Começo criando um
quadro, uma figura, tirada a partir de uma foto.
Uma mulher de quase
quarenta, aparentando menos, em pé numa escada rolante, sendo abraçada pelo
lado direito e beijada na nuca por um homem com entradas de calvície vindo de
trás. Ela sorri.
Uma realidade que não
nos diz respeito. Mas que está para todo mundo ver.
Daí eu vou para um
outro quadro, outra figura, não tirada de uma foto, mas de uma realidade, agora
chapada porque passada.
Uma realidade de duas
pessoas. Envolvidas numa relação de anos de desgaste. Em que ela mal sabe para
onde ir - embora queira ir para algum lugar. Em que ele não consegue se
desvencilhar do mundo em direção a algum lugar que seu coração parece divisar.
Uma direção portanto que ele não tem coragem para abraçar. E que por isso
precisa negociar. Fazem o que não sabem, os dois. Ela, sem saber o que quer.

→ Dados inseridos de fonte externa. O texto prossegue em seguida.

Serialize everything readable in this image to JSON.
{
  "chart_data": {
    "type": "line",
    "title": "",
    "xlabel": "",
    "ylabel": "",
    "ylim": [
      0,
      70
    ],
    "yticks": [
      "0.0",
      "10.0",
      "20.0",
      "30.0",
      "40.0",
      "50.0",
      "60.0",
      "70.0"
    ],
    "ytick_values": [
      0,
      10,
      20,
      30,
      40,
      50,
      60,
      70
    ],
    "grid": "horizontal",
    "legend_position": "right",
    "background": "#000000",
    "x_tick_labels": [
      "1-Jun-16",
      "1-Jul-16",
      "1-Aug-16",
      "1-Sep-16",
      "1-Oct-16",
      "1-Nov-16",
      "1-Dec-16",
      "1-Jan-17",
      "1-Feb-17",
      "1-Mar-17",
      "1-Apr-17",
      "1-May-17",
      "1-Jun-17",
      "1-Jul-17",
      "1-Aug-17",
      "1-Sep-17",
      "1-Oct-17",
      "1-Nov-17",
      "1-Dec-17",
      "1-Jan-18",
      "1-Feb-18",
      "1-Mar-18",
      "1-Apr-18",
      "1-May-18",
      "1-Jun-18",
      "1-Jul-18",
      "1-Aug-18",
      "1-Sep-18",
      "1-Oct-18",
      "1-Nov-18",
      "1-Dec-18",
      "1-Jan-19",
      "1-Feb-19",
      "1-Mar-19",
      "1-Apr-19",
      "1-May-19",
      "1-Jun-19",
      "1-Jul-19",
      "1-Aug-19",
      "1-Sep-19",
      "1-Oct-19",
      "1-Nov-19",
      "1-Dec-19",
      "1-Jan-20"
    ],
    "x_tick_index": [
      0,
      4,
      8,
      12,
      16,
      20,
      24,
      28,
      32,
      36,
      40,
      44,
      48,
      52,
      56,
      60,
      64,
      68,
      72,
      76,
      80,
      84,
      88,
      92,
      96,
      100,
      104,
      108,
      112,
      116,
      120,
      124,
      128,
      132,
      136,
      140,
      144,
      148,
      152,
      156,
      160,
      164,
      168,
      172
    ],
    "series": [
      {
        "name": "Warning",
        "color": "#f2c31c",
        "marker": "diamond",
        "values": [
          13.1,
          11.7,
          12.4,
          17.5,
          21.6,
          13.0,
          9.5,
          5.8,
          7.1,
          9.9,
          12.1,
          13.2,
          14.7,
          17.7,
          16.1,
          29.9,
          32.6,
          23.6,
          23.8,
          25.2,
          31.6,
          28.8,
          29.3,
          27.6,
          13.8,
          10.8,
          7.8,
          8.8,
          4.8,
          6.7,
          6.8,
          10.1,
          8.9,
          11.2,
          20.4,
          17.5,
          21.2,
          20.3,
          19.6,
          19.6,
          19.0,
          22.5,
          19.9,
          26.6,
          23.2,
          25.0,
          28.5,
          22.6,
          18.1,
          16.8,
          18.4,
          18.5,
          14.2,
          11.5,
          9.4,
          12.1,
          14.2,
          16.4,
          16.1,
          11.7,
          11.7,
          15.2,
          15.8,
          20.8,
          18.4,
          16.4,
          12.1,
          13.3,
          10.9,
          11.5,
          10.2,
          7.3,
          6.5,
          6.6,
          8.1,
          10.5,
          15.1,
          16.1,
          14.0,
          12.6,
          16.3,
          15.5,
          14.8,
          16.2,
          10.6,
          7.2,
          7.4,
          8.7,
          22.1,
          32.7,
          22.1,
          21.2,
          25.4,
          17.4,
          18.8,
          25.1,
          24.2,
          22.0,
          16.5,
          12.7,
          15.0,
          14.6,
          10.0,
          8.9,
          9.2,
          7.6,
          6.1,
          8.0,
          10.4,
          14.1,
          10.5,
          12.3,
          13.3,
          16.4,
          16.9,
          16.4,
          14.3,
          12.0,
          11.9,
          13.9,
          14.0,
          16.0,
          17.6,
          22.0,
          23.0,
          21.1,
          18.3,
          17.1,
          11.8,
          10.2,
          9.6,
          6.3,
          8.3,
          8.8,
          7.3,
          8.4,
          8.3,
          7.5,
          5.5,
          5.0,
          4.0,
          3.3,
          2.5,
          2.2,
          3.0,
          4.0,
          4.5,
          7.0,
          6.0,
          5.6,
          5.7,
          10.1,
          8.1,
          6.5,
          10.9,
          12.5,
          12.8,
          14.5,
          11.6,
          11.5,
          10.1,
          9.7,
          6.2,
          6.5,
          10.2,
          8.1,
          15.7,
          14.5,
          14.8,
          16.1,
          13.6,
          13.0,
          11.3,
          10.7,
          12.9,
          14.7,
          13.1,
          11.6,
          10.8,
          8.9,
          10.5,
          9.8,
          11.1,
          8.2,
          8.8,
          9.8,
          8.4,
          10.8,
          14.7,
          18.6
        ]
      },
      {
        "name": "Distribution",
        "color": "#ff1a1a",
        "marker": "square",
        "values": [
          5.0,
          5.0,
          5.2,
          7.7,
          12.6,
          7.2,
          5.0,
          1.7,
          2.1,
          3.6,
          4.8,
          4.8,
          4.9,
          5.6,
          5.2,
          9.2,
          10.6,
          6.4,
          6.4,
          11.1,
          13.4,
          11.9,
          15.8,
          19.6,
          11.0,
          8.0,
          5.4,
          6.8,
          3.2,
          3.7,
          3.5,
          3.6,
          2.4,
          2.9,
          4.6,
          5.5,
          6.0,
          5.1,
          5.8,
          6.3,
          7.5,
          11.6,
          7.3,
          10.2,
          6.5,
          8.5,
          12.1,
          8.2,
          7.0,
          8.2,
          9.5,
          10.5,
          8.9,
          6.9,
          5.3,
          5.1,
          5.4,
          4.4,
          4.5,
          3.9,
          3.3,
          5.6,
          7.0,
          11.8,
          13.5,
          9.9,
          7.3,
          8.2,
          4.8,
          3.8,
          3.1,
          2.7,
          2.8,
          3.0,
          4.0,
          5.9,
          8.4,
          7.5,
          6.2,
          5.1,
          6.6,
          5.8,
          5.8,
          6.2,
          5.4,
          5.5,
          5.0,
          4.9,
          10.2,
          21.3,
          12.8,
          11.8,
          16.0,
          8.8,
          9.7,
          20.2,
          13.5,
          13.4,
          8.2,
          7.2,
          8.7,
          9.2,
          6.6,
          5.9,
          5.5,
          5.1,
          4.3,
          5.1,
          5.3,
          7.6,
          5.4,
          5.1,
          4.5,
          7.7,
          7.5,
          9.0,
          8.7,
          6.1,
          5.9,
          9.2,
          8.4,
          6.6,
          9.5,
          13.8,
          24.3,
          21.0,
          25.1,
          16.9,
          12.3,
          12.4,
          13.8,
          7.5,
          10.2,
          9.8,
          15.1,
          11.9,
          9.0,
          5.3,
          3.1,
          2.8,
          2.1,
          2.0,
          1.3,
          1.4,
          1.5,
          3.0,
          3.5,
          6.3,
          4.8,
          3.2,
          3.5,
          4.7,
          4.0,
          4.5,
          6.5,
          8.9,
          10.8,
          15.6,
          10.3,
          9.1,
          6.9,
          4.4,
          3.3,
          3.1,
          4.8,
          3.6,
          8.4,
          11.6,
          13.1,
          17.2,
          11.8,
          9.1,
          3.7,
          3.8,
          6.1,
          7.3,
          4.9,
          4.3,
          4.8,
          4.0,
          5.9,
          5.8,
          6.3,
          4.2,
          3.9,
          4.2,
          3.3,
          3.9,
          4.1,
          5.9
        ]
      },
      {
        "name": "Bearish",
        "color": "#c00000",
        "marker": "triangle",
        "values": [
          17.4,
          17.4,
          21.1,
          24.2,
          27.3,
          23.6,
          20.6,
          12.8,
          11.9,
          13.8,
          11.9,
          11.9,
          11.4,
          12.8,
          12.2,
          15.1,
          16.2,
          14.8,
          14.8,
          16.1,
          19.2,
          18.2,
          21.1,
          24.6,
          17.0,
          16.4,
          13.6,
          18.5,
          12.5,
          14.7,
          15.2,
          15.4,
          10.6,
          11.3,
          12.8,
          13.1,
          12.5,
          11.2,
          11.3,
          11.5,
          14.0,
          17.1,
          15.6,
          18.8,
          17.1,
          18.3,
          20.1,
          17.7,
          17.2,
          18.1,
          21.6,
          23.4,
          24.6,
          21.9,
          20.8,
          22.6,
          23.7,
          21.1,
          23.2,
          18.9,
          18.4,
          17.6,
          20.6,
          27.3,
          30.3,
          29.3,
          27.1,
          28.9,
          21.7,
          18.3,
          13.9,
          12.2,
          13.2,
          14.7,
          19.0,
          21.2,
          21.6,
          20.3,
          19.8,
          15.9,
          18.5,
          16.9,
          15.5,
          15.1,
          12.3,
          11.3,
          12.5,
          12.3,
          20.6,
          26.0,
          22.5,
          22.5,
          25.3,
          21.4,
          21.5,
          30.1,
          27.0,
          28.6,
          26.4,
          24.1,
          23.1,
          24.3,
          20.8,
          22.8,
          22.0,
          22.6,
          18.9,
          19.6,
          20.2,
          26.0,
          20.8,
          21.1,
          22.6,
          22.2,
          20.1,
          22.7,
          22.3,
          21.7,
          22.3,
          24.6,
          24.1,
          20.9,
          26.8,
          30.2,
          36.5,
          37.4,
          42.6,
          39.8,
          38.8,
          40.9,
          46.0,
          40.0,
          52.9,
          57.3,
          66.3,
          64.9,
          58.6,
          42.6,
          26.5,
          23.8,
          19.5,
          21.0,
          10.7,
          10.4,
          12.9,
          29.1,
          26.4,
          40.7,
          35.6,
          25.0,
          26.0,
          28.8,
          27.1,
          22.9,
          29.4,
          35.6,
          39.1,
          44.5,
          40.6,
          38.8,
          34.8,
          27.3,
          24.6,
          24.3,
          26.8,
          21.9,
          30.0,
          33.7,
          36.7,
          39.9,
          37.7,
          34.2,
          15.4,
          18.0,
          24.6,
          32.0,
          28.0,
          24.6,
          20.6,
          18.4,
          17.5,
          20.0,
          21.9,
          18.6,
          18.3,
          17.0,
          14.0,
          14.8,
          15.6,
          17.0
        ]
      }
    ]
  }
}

Ele, sabendo-o, em suas próprias profundezas, mas sem conseguir entender.
Agora vou para outro
quadro, outra figura, tirada de uma realidade íntima, a dele, que ele não
compartilha com ninguém.
Esse quadro envolve
dor. A dor de ter abraçado uma atividade que não o quer. A dor de ter precisado
se submeter a uma realidade que ele não aguenta. A dor de ter apostado todas
suas fichas numa realidade que ele não consegue entender. A dor de ter sido
obrigado a desistir de um sonho que ele mal conseguiu abraçar. Mas ele ficou
calado. Não compartilhou essa sua dor. Não obrigou ninguém a carregá-la com ele
- ele sempre se viu a todo momento sozinho. Dores de quem não queria dividir
com ninguém.
Agora por fim ainda
um outro quadro. Este, final.
Um homem sujeito à
sua singela e solene realidade. Um homem sem ninguém a prestar contas. Um homem
solto no espaço como o astronauta de 2001. Um homem com medo da Moira, do
destino, mas completamente tomado pelo afã de fazer da vida o seu valor. Um
homem que vê todos esses vários quadros com a liberdade e o peso de ter sido
obrigado a pegar um caminho na vida. Um homem que sorri para si mesmo mas não
consegue ainda sorrir para a vida.
Há sorrisos que não
são para nós.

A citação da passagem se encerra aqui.